Dans le taxi qui le ramenait chez lui, Léo regardait sa main droite avec une fascination mêlée d’effroi. Elle était là, posée sur son genou, intacte. Il imaginait encore la chaleur de la paume de Johnny, le grain de sa peau, le métal froid de ses bagues. Il sentait l’odeur de la scène, de la sueur, du cuir, de la vie.
Arrivé dans sa petite chambre de bonne, il s’assit sur son lit. Le silence était pesant après le fracas du concert. Il jeta un coup d’œil à sa salle de bain minuscule. Le lavabo, le savon, l’eau courante… Tout lui parut soudain dérisoire, profane. Laver cette main ? Effacer cette trace, cet instant de grâce ? C’était impensable. Sacrilège.
“Je ne la laverai plus jamais”, murmura-t-il, comme une promesse solennelle.
Les premiers jours furent les plus faciles.
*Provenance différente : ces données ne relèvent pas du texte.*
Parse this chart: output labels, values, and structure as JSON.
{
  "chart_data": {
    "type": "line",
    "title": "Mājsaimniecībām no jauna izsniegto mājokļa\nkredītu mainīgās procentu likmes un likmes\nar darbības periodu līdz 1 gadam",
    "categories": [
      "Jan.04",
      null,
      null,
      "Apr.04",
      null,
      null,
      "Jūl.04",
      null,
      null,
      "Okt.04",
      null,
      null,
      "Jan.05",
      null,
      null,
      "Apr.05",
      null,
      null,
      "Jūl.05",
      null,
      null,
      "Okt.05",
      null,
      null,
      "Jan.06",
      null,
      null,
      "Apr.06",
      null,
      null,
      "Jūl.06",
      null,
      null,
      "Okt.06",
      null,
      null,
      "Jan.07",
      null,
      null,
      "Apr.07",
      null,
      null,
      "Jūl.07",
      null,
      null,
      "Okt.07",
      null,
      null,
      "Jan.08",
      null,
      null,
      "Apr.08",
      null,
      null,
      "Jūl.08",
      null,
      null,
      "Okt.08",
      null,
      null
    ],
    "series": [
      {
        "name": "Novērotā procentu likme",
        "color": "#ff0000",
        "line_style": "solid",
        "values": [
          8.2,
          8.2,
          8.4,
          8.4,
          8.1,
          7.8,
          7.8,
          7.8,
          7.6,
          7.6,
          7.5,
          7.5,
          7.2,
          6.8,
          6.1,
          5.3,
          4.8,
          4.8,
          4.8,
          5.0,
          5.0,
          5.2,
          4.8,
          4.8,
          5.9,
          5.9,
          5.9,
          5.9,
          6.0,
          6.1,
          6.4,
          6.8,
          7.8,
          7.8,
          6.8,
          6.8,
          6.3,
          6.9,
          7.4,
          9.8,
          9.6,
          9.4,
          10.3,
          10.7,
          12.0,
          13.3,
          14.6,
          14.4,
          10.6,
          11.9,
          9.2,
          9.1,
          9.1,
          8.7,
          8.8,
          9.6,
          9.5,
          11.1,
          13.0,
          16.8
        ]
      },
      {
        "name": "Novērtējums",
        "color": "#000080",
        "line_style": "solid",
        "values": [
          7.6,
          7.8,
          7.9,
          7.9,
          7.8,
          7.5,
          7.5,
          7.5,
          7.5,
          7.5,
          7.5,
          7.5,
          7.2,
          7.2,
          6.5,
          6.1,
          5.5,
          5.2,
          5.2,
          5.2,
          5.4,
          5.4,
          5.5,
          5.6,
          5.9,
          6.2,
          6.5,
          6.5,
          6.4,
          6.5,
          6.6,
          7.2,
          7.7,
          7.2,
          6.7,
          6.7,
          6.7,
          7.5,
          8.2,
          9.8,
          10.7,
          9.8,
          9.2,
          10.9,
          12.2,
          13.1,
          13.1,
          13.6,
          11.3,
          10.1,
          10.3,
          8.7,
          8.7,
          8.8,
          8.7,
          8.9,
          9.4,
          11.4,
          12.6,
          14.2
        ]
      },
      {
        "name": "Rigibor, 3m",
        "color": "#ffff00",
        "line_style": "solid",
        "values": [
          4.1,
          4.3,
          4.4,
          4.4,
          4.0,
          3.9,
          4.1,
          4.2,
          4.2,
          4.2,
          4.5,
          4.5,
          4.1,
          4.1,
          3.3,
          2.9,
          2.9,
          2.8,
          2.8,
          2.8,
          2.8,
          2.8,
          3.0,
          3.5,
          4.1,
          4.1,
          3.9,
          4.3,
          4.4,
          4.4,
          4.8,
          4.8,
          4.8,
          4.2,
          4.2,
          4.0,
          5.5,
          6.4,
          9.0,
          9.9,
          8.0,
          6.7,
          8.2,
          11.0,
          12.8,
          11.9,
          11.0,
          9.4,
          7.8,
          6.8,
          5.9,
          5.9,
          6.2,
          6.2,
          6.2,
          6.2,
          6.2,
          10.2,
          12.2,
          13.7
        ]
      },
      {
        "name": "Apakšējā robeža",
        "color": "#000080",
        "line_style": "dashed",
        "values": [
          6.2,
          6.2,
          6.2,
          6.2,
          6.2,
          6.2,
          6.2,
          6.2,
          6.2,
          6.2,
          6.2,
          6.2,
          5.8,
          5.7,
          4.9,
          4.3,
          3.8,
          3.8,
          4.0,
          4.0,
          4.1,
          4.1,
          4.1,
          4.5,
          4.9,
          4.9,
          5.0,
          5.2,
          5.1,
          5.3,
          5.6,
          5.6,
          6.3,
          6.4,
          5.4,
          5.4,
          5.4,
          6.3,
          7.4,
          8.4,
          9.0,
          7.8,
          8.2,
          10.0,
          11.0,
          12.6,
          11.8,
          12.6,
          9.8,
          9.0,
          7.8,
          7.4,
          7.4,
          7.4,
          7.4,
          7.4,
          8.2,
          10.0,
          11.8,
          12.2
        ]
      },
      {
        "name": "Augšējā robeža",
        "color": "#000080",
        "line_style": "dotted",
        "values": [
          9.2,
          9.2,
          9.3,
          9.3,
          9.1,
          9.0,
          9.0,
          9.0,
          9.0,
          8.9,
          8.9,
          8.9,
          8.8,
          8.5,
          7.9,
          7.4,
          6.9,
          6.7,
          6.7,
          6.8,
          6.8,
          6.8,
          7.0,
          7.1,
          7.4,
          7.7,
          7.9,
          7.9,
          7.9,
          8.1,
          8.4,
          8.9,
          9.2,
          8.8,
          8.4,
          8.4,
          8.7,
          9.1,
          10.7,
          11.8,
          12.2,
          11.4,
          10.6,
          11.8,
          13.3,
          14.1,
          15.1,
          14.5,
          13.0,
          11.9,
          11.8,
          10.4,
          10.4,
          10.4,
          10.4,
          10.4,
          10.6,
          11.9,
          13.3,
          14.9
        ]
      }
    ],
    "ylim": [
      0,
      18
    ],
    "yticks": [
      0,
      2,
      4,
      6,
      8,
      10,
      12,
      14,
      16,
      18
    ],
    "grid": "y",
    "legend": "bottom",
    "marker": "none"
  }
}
Une sorte d’ivresse mystique l’habitait. Il portait sa main droite comme un trophée invisible, évitant tout contact, la gardant légèrement relevée, comme en offrande. Il utilisait sa main gauche pour tout : manger, se brosser les dents, ouvrir les portes. C’était maladroit, comique même, mais il s’en moquait. L’important était de préserver la relique.
Mais la réalité ne tarda pas à le rattraper.
Une semaine plus tard, au lycée. Léo devait rendre un devoir d’histoire. Il avait écrit avec sa main gauche, une écriture d’enfant, tremblante et illisible. Le professeur, M. Dubois, fronça les sourcils en examinant la copie.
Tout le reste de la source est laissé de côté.